Denn für die männliche Ordnung ist nicht der Täter, sondern die Frau, die das Verbrechen aufdeckt, ein größeres Problem.
Mit anderen Worten: Der Belästiger wird geschützt und die Belästigung wird bestraft.
Und dann?
Die Frau schweigt entweder... oder sie verliert ihren Job... oder leider auch ihr Leben.
Heute gibt es keine Art des Bösen mehr.
Kein Ausweis, keine Kopie.
Denn das Böse versteckt sich nicht mehr in den Schatten, sondern tritt im hellsten Licht, im Zentrum der Aufmerksamkeit, in sauberen, vertrauenswürdig aussehenden Gesichtern und Institutionen auf.

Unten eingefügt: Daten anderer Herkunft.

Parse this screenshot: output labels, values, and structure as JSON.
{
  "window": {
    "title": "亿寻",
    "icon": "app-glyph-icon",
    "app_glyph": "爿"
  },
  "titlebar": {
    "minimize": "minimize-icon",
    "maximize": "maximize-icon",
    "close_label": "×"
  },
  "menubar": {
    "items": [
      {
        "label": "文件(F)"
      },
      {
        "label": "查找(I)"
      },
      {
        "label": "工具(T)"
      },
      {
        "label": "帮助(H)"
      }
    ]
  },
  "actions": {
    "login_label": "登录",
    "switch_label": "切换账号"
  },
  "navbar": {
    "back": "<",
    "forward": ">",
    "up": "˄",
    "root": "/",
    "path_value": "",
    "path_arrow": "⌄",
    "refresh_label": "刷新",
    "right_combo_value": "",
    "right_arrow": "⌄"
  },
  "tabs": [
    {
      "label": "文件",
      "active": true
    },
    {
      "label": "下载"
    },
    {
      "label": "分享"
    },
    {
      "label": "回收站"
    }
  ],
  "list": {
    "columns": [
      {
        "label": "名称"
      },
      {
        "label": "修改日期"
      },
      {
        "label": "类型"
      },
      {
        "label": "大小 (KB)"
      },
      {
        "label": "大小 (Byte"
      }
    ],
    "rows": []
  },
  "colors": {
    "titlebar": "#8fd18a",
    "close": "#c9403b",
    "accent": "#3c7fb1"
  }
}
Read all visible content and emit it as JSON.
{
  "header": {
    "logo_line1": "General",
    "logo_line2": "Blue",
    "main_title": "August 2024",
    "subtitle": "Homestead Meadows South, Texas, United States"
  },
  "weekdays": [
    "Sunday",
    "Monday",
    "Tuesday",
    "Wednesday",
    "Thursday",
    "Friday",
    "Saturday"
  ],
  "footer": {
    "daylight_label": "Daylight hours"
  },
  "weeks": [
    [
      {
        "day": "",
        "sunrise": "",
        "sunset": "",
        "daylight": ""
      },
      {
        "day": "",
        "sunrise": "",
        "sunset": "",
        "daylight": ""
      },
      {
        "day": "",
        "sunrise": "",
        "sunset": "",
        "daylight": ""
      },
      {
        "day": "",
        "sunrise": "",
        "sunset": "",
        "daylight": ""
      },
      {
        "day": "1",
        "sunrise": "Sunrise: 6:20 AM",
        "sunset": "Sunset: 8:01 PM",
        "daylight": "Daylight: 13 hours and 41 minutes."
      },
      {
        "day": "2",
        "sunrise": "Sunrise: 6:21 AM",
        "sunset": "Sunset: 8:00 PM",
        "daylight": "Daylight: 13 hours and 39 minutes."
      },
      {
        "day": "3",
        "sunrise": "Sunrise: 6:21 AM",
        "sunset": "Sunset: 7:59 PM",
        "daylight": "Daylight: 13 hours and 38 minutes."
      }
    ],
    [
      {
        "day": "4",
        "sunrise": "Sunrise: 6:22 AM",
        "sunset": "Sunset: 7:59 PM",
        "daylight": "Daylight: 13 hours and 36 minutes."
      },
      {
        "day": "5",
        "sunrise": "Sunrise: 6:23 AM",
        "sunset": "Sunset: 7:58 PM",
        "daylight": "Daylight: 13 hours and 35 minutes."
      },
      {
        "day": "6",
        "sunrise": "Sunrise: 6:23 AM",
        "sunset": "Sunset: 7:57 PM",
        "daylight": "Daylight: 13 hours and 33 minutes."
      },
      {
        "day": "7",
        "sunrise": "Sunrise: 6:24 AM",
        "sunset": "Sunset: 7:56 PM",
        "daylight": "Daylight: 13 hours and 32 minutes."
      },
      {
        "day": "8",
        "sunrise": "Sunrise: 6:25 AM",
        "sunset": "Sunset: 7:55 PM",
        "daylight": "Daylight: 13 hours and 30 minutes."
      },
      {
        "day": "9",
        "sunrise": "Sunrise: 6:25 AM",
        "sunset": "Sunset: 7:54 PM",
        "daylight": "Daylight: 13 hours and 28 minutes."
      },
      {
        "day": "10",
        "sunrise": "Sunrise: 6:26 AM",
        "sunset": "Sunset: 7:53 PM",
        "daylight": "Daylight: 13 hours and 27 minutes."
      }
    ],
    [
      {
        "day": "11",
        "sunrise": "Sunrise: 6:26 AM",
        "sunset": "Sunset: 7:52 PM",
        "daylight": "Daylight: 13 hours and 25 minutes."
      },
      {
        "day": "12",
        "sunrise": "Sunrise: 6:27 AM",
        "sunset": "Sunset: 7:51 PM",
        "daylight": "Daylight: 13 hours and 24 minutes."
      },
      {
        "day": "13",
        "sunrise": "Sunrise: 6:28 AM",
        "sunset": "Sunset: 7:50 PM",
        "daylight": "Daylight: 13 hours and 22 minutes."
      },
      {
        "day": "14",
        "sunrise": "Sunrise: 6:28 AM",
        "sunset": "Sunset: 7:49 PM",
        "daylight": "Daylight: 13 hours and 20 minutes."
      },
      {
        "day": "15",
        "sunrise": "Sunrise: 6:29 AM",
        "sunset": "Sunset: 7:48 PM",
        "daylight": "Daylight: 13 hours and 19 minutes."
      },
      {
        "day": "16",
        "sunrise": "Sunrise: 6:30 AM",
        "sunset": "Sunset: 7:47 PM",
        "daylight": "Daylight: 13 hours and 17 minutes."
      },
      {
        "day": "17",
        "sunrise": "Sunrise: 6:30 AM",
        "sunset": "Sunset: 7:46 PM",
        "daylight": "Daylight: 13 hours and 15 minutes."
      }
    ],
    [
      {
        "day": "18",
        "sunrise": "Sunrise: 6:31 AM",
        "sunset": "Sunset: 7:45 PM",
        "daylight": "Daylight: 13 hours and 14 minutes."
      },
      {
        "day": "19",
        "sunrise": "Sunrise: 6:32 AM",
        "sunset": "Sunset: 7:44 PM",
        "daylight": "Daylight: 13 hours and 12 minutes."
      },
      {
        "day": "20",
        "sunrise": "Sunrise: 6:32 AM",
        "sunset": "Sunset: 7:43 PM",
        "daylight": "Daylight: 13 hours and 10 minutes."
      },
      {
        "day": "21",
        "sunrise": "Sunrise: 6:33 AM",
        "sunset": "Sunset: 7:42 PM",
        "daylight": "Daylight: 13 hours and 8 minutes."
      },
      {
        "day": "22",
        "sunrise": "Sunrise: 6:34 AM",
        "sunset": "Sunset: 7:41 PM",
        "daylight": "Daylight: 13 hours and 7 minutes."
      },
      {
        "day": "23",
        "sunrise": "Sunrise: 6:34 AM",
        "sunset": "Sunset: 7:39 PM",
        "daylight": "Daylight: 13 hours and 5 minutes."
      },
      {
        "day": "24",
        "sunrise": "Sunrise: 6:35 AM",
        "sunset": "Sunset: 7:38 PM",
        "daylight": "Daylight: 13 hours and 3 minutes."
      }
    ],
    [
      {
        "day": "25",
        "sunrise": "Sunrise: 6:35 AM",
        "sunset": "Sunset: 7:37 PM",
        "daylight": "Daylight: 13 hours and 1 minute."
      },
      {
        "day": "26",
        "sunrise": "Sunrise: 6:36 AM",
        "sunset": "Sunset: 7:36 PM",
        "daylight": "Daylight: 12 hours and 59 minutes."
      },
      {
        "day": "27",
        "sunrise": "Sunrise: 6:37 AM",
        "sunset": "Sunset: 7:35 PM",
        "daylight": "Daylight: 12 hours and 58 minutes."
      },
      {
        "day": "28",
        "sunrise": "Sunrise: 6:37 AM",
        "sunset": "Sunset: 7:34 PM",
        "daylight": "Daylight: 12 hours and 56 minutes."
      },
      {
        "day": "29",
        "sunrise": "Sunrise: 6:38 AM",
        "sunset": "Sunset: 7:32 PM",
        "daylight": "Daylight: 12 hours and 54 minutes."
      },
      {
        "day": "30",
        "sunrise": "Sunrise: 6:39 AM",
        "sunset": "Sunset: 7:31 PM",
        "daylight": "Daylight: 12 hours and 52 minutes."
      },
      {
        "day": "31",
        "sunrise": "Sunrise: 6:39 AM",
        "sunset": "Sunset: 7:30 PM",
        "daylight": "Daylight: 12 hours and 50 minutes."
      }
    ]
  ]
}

Manchmal mit dem Lächeln eines Nachrichtensprechers, manchmal mit der Ernsthaftigkeit eines Akademikers, manchmal mit der Brillanz eines Künstlers...
Kurzum, das Böse versteckt sich nicht mehr in der Dunkelheit, sondern im Licht.
Vielleicht lautet die eigentliche Frage jetzt:
Hat sich die Maske des Bösen verändert, oder haben wir uns in ein Publikum verwandelt, das dem Bösen applaudiert und es liebt?